The founders appear to have figured out something most fitness brands miss. You do not need to charge for the core experience if the core experience is good enough to build a loyal following around it. The run is the acquisition channel. The merch, the app, the partnerships, and the credibility that comes from real race results are the business.
Whether Bhag ultimately becomes a large business remains to be seen. What is already clear is that it changed how a generation of young Indians thinks about running. If its model continues to influence the communities that come after it, Bhag's biggest achievement will not be the kilometres its members have run.

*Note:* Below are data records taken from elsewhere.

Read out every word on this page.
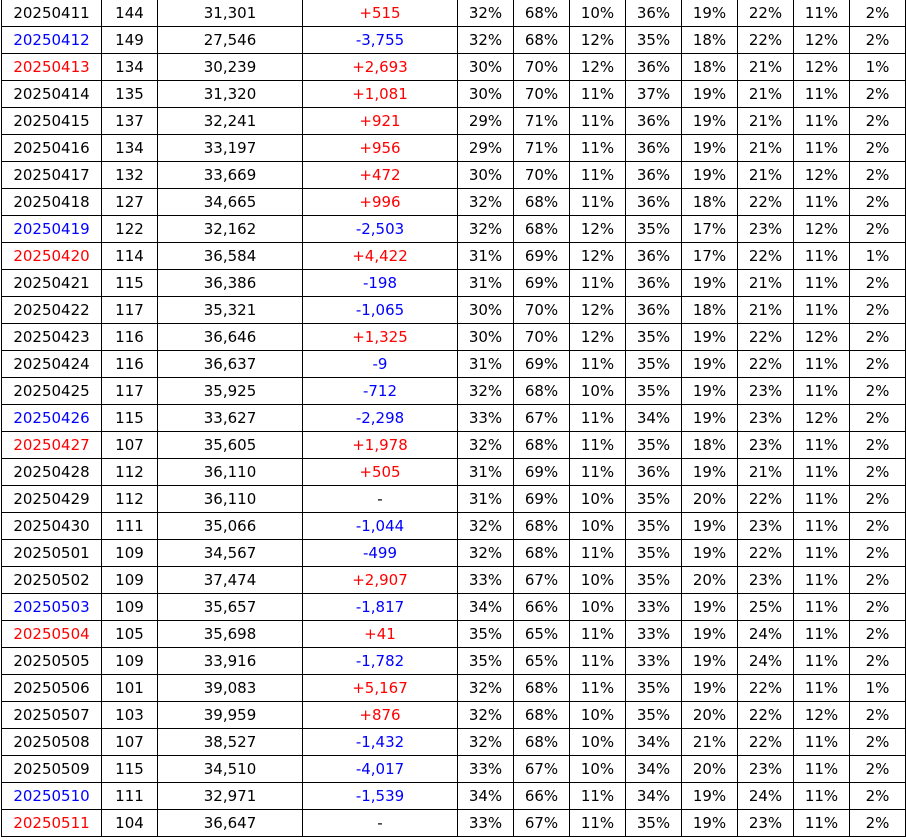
20250411	144	31,301	+515	32%	68%	10%	36%	19%	22%	11%	2%
20250412	149	27,546	-3,755	32%	68%	12%	35%	18%	22%	12%	2%
20250413	134	30,239	+2,693	30%	70%	12%	36%	18%	21%	12%	1%
20250414	135	31,320	+1,081	30%	70%	11%	37%	19%	21%	11%	2%
20250415	137	32,241	+921	29%	71%	11%	36%	19%	21%	11%	2%
20250416	134	33,197	+956	29%	71%	11%	36%	19%	21%	11%	2%
20250417	132	33,669	+472	30%	70%	11%	36%	19%	21%	12%	2%
20250418	127	34,665	+996	32%	68%	11%	36%	18%	22%	11%	2%
20250419	122	32,162	-2,503	32%	68%	12%	35%	17%	23%	12%	2%
20250420	114	36,584	+4,422	31%	69%	12%	36%	17%	22%	11%	1%
20250421	115	36,386	-198	31%	69%	11%	36%	19%	21%	11%	2%
20250422	117	35,321	-1,065	30%	70%	12%	36%	18%	21%	11%	2%
20250423	116	36,646	+1,325	30%	70%	12%	35%	19%	22%	12%	2%
20250424	116	36,637	-9	31%	69%	11%	35%	19%	22%	11%	2%
20250425	117	35,925	-712	32%	68%	10%	35%	19%	23%	11%	2%
20250426	115	33,627	-2,298	33%	67%	11%	34%	19%	23%	12%	2%
20250427	107	35,605	+1,978	32%	68%	11%	35%	18%	23%	11%	2%
20250428	112	36,110	+505	31%	69%	11%	36%	19%	21%	11%	2%
20250429	112	36,110	-	31%	69%	10%	35%	20%	22%	11%	2%
20250430	111	35,066	-1,044	32%	68%	10%	35%	19%	23%	11%	2%
20250501	109	34,567	-499	32%	68%	11%	35%	19%	22%	11%	2%
20250502	109	37,474	+2,907	33%	67%	10%	35%	20%	23%	11%	2%
20250503	109	35,657	-1,817	34%	66%	10%	33%	19%	25%	11%	2%
20250504	105	35,698	+41	35%	65%	11%	33%	19%	24%	11%	2%
20250505	109	33,916	-1,782	35%	65%	11%	33%	19%	24%	11%	2%
20250506	101	39,083	+5,167	32%	68%	11%	35%	19%	22%	11%	1%
20250507	103	39,959	+876	32%	68%	10%	35%	20%	22%	12%	2%
20250508	107	38,527	-1,432	32%	68%	10%	34%	21%	22%	11%	2%
20250509	115	34,510	-4,017	33%	67%	10%	34%	20%	23%	11%	2%
20250510	111	32,971	-1,539	34%	66%	11%	34%	19%	24%	11%	2%
20250511	104	36,647	-	33%	67%	11%	35%	19%	23%	11%	2%
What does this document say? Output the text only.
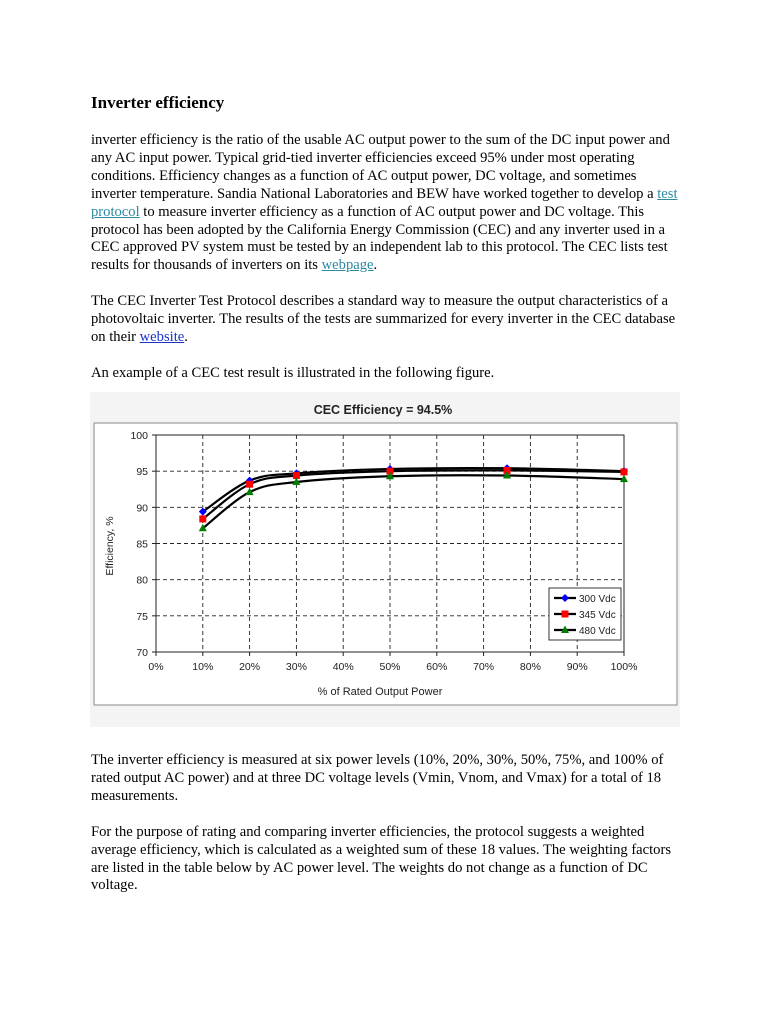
Inverter efficiency

inverter efficiency is the ratio of the usable AC output power to the sum of the DC input power and any AC input power. Typical grid-tied inverter efficiencies exceed 95% under most operating conditions. Efficiency changes as a function of AC output power, DC voltage, and sometimes inverter temperature. Sandia National Laboratories and BEW have worked together to develop a test protocol to measure inverter efficiency as a function of AC output power and DC voltage. This protocol has been adopted by the California Energy Commission (CEC) and any inverter used in a CEC approved PV system must be tested by an independent lab to this protocol. The CEC lists test results for thousands of inverters on its webpage.

The CEC Inverter Test Protocol describes a standard way to measure the output characteristics of a photovoltaic inverter. The results of the tests are summarized for every inverter in the CEC database on their website.

An example of a CEC test result is illustrated in the following figure.

CEC Efficiency = 94.5%
70
75
80
85
90
95
100
0%	10% 20% 30% 40% 50% 60% 70% 80% 90% 100%
300 Vdc
345 Vdc
480 Vdc
% of Rated Output Power
Efficiency, %

The inverter efficiency is measured at six power levels (10%, 20%, 30%, 50%, 75%, and 100% of rated output AC power) and at three DC voltage levels (Vmin, Vnom, and Vmax) for a total of 18 measurements.

For the purpose of rating and comparing inverter efficiencies, the protocol suggests a weighted average efficiency, which is calculated as a weighted sum of these 18 values. The weighting factors are listed in the table below by AC power level. The weights do not change as a function of DC voltage.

It will be the category it helped create.
Bhag Club at a Glance
Founders | Krishbir Singh Sidana, Jyotiraditya Thakur |
Headquarters | Delhi |
Registered entity | Bhag Club Private Limited |
Earliest public activity | 2024 (exact founding date not publicly disclosed) |
Industry | Community, Fitness, Consumer |
Business Model | Merchandise, Brand Partnerships, Mobile App |
Signature Offering | Free Weekly Community Runs |
Reporting based on public statements from Bhag Club founders Krishbir Singh Sidana and Jyotiraditya Thakur, along with coverage from The Print, Cosmopolitan India, Deccan Chronicle, and Local Samosa, the latter citing data from IMARC Group and KPMG.
Disclaimer: This article is based on publicly available information and statements made by the founders in media interviews, along with third party reporting cited above. The Entrepreneur Post has not independently verified every figure cited by these outlets and does not claim any financial or business affiliation with Bhag Club.